In terms of the BTC price action, the crypto king has failed to score decent gains this week. We see the BTC price struggling to break above the 22K price mark and even that is not meaningful resistance. In order for crypto traders to have full confidence that a recovery is on the way, the BTC price needs to break above the 30K price mark. 

Asian Markets 

The Asian stock market mainly traded higher on the week’s last trading day.

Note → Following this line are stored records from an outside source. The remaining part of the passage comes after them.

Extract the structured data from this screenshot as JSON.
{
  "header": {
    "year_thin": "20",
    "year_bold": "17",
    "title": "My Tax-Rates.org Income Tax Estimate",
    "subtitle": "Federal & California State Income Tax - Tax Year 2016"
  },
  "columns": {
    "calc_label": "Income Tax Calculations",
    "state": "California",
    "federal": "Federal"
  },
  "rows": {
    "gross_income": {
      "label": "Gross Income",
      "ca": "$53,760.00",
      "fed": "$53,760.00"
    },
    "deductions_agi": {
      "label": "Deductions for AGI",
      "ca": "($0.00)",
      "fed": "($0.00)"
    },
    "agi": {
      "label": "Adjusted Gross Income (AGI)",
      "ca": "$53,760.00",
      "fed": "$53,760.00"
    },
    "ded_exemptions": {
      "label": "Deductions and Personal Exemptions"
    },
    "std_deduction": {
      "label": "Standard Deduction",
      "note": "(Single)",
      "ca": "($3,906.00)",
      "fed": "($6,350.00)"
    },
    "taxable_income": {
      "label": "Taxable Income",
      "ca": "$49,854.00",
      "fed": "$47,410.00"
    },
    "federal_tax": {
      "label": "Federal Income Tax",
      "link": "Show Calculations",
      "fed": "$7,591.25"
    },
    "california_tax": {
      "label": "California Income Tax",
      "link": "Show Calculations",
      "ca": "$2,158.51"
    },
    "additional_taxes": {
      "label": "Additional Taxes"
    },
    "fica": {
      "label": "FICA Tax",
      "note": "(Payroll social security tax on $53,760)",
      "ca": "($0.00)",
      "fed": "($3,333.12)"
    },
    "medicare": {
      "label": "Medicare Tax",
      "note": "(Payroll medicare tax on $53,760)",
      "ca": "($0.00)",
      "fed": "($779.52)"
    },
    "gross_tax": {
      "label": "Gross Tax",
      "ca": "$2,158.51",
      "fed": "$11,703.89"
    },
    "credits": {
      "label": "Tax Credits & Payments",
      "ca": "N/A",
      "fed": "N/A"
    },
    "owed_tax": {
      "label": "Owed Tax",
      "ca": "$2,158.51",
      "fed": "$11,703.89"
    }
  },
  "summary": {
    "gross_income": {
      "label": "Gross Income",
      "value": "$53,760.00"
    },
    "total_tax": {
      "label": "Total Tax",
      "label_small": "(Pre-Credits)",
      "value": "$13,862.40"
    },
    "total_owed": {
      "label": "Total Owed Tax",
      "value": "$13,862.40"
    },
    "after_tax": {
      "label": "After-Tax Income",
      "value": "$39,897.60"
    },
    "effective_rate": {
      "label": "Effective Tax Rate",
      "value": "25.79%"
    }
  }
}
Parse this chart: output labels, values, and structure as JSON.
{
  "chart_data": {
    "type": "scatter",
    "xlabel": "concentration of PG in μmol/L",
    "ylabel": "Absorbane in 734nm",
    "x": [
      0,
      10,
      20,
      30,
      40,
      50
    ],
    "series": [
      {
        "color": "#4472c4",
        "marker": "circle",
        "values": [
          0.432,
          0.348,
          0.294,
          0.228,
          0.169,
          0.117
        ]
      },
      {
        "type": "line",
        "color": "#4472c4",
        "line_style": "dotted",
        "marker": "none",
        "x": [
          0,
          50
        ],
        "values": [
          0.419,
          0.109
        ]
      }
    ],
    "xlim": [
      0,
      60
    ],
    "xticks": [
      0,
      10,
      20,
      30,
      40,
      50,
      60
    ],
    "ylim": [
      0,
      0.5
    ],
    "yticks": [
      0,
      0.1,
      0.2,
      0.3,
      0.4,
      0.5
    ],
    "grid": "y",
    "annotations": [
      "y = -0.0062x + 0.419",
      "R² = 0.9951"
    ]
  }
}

The Nikkei index increased by 0.33%. The Shanghai index soared by 0.54%, while the KOSPI index soared by 0.39%. The Hang Seng index moved higher by 01.0%.

Dow Jones and S&P 500: Market Breadth

The Dow Jones’ market breadth lost some momentum yesterday. 57% of the Dow Jones stocks are trading above their 200-day moving average. 

The S&P 500 stock breadth also confirmed some weakness in its momentum. 56% of the shares traded above their 200-day moving average. 

Stock Market Rally

The S&P 500 stock index closed lower on Thursday; the index moved lower by 0.76%. The industrial sector led the index lower, and 9 out of 11 closed lower yesterday.

The Dow index declined on the second last trading day of the week; the Dow stocks moved the index lower by 0.76%. 11 shares advanced, while 19 shares closed lower. 

The NASDAQ composite, the tech-heavy index, closed lower by 0.96% yesterday.